Esta historia nada tiene que ver con la lucha de cientos de mexicanos y mexicanas que se adentraron en la política buscando desde su idealismo la transformación hacia un México mejor. Tampoco tiene que ver con las transiciones partidistas, desde el Partido Revolucionario Institucional (pri) hasta el Movimiento Regeneración Nacional (Morena), con paradas obligadas en los dos fallidos sexenios del Prian, la combinación de los partidos políticos antes dominantes del país, pri y pan (Partido Acción Nacional).
El hilo conductor de la historia política de México —el que se plantea en este libro— tiene que ver con el destino de dos familias, con los ideales y las ambiciones muy particulares de dos clanes que, a lo largo de más de seis décadas, consolidaron las dos dinastías que, con sus disputas políticas y personales, definieron, moldearon y trastocaron nuestro futuro como nación: la familia Echeverría y la familia Salinas.
Esta historia comienza en 1958, en el sexenio del presidente Adolfo López Mateos, y se prolonga hasta nuestros días, en el gobierno del presidente Andrés Manuel López Obrador. La disputa está muy vigente, quizá en sus últimos estertores de poder, antes de que esa vieja estructura colapse y nos obligue a reinventarnos, a no ser que caigamos en el precipicio por incapacidad o apatía.

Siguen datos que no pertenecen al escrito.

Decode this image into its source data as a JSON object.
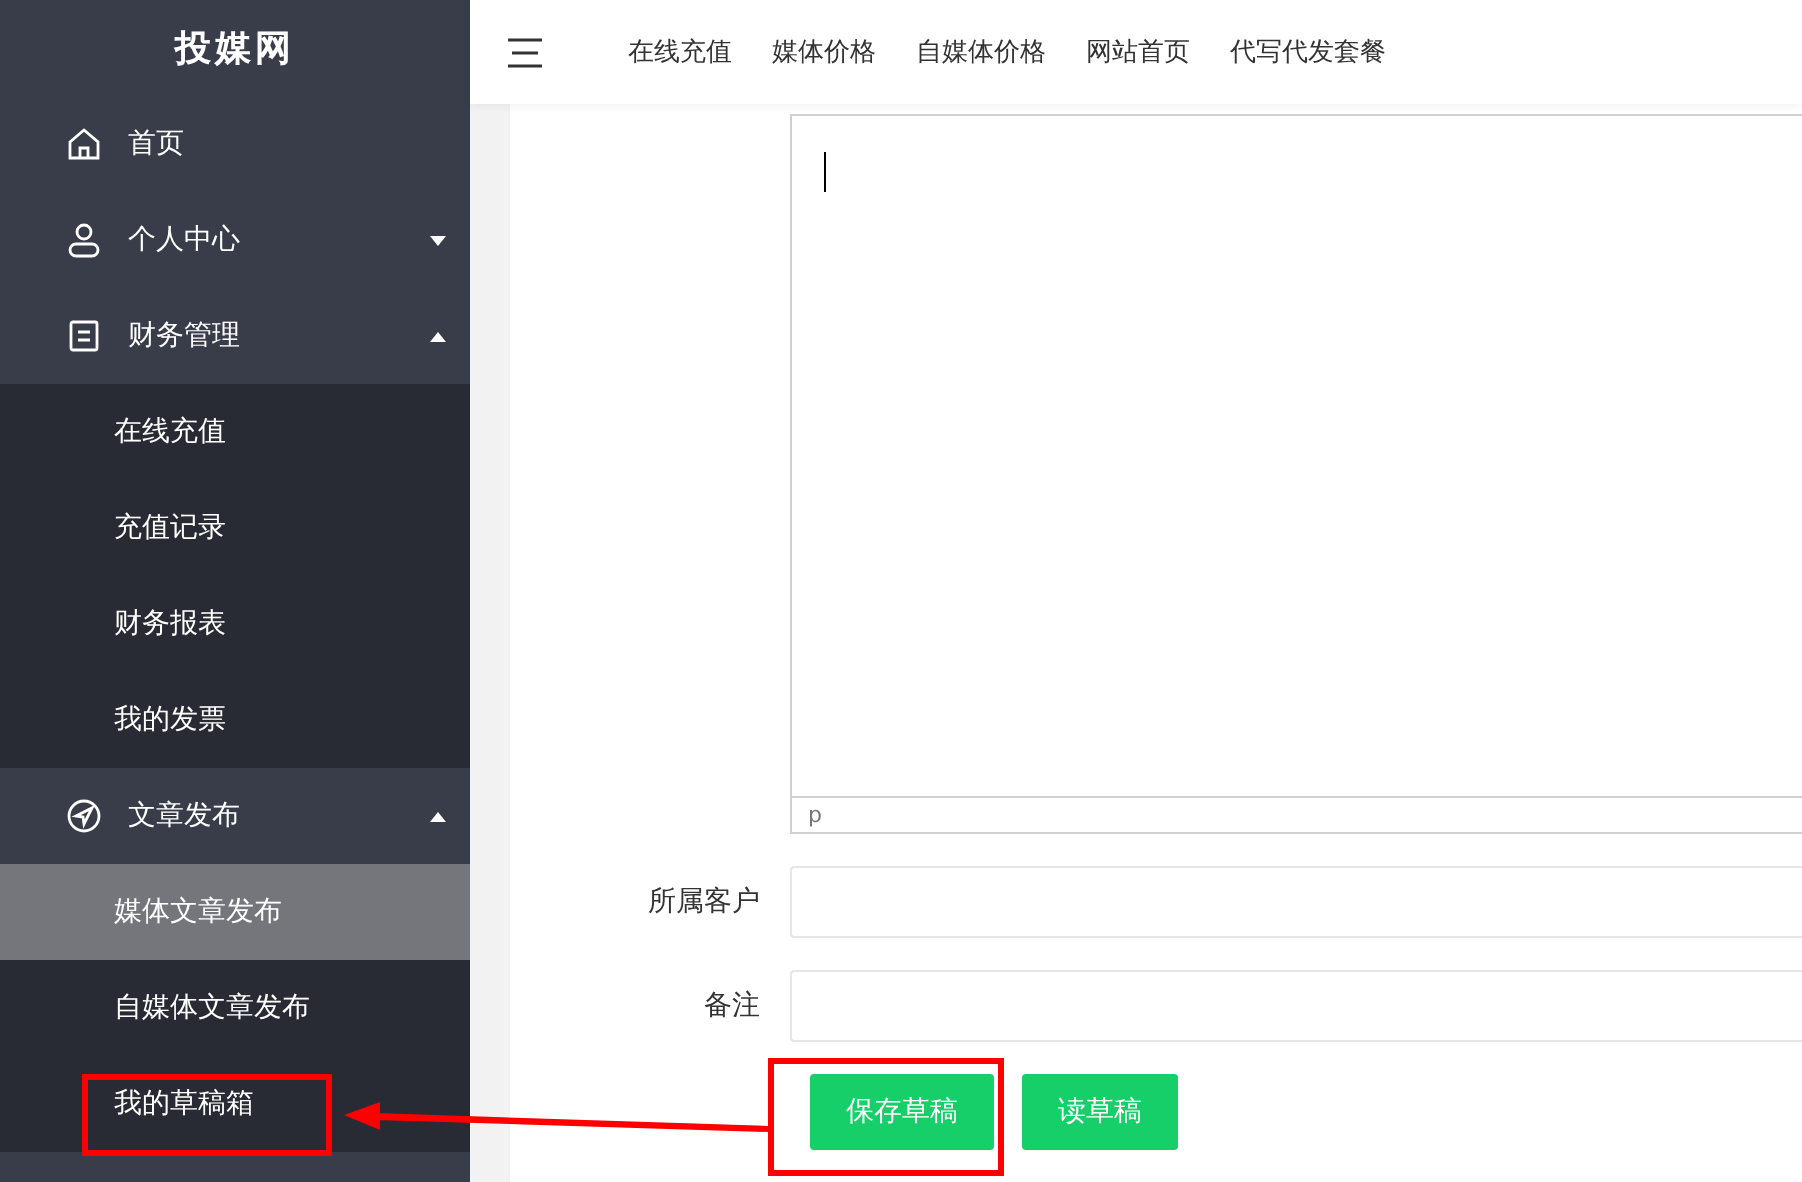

En el sexenio de la llamada «Cuarta Transformación», se libra la madre de todas las batallas políticas que se dieron en las últimas seis décadas. Y el epílogo de lo que viviremos aquí será inevitablemente un gran quiebre o —por qué no— el posible renacimiento de una esperanza real que nos ayude a forjar el México que algún día imaginamos. El primer paso es entender la historia —nuestra historia— para comprender lo que nos trajo aquí.
Algunos dirán que lo que plantea Dinastías es una tesis reduccionista, una visión simplista de una realidad muy compleja. Quizá tengan razón. Pero en este libro solo aspiramos a unir una larga cadena de sucesos para que cualquier mexicano que quiera abrir los ojos descubra lo que siempre fue evidente, aunque quizá se nos haya ocultado por ser tan simple. Y, sobre todo, deseamos despertar a las nuevas generaciones de millennials y centennials, que no vivieron en carne propia los días en que todo esto se gestó, para que entiendan la historia que encalló en las playas de la histeria que hoy vivimos.

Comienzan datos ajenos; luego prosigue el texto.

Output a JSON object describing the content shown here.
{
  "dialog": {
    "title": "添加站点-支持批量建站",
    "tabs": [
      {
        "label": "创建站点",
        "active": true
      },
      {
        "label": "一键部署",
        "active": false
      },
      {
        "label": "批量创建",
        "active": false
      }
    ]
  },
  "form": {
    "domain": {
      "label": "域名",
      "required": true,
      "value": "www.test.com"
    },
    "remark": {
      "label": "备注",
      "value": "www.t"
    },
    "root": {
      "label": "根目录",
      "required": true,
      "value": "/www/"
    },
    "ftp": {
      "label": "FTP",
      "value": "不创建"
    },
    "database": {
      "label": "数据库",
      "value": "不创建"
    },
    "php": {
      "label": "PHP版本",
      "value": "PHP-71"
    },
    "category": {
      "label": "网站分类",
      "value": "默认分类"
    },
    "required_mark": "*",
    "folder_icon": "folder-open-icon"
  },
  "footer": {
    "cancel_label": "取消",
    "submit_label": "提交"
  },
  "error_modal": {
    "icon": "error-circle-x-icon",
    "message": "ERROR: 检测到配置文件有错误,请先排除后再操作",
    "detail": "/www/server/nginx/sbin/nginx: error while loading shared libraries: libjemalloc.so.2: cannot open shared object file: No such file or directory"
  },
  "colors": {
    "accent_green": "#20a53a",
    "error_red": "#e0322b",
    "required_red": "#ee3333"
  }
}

Esta es la visión analítica, sin falsas pretensiones, del nieto de un ferrocarrilero y de un restaurantero, del orgulloso hijo de un mecánico y piloto fumigador, y de una madre que le contagió su amor por las letras y la curiosidad para cuestionarlo todo antes de aceptar cualquier verdad que el sistema nos vendía. Es el punto de vista de un eterno aprendiz de periodista que testificó —e incluso fue apuntador y actor— muchos de los pasajes que se narrarán en esta historia.

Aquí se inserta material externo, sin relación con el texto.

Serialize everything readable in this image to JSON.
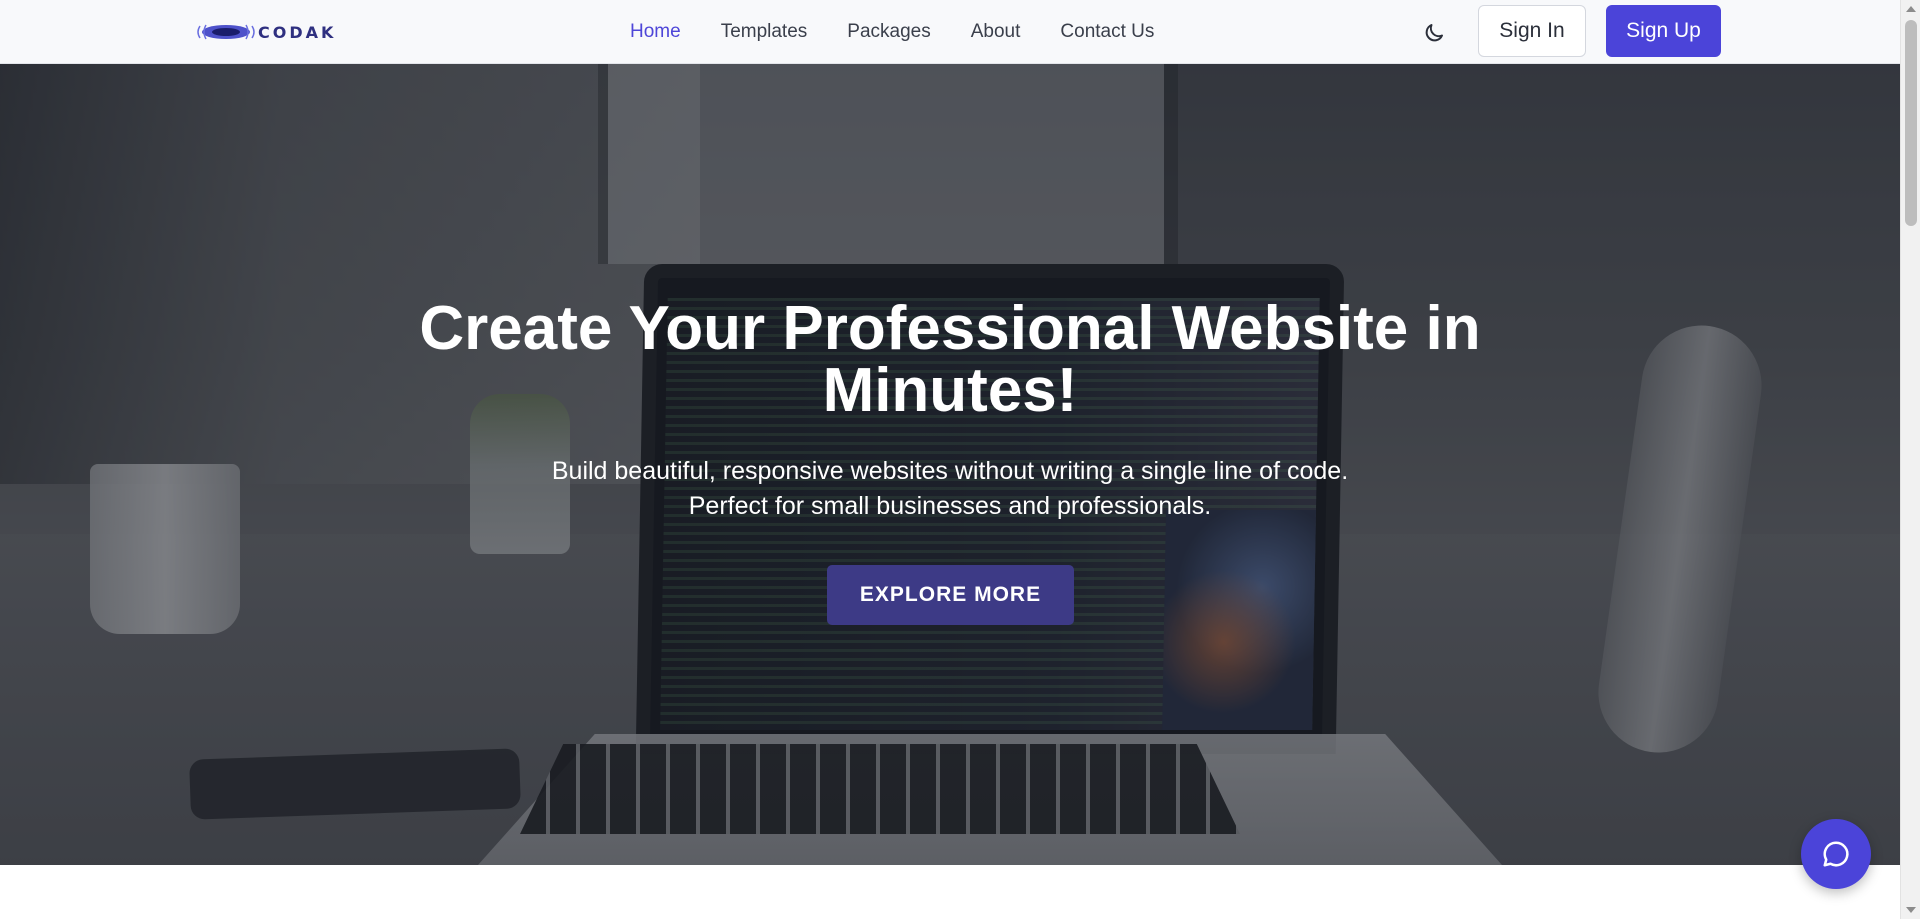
{
  "header": {
    "logo_text": "CODAK",
    "nav": [
      {
        "label": "Home",
        "active": true
      },
      {
        "label": "Templates",
        "active": false
      },
      {
        "label": "Packages",
        "active": false
      },
      {
        "label": "About",
        "active": false
      },
      {
        "label": "Contact Us",
        "active": false
      }
    ],
    "theme_icon": "moon-icon",
    "signin_label": "Sign In",
    "signup_label": "Sign Up"
  },
  "hero": {
    "title": "Create Your Professional Website in Minutes!",
    "subtitle": "Build beautiful, responsive websites without writing a single line of code. Perfect for small businesses and professionals.",
    "cta_label": "EXPLORE MORE"
  },
  "chat": {
    "icon": "chat-bubble-icon"
  },
  "colors": {
    "accent": "#4b44d9",
    "nav_active": "#4e46d8",
    "cta_bg": "#3d3a86",
    "header_bg": "#f8f9fb"
  }
}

Será necesario despojarse de prejuicios y dejar a un lado los viejos clichés que la intelectualidad política y cultural —mayoritariamente auspiciada por uno u otro de estos dos clanes— nos ha querido imponer. Evaluemos los hechos tal como son y tal como fueron, en un intento por entender lo que nos instaló en la frágil realidad que hoy vivimos. Solo así podremos aspirar a escapar de ella para forjar un futuro viable.
Quizá, con un poco de suerte, podamos comprender que durante siete décadas vivimos cautivos entre dos visiones muy particulares de lo que es una nación. Esta incesante confrontación nos condujo a un mal destino. Ahora es el momento de romper con ese pasado mediante la muy particular visión de Dinastías, para trazar la nueva ruta que encare los retos del presente. Si aspiramos a reconstruir desde las cenizas un mañana prometedor que algunos, a pesar de todo y a pesar de tanto, no dejamos de soñar, ¡llegó la hora de hacerlo!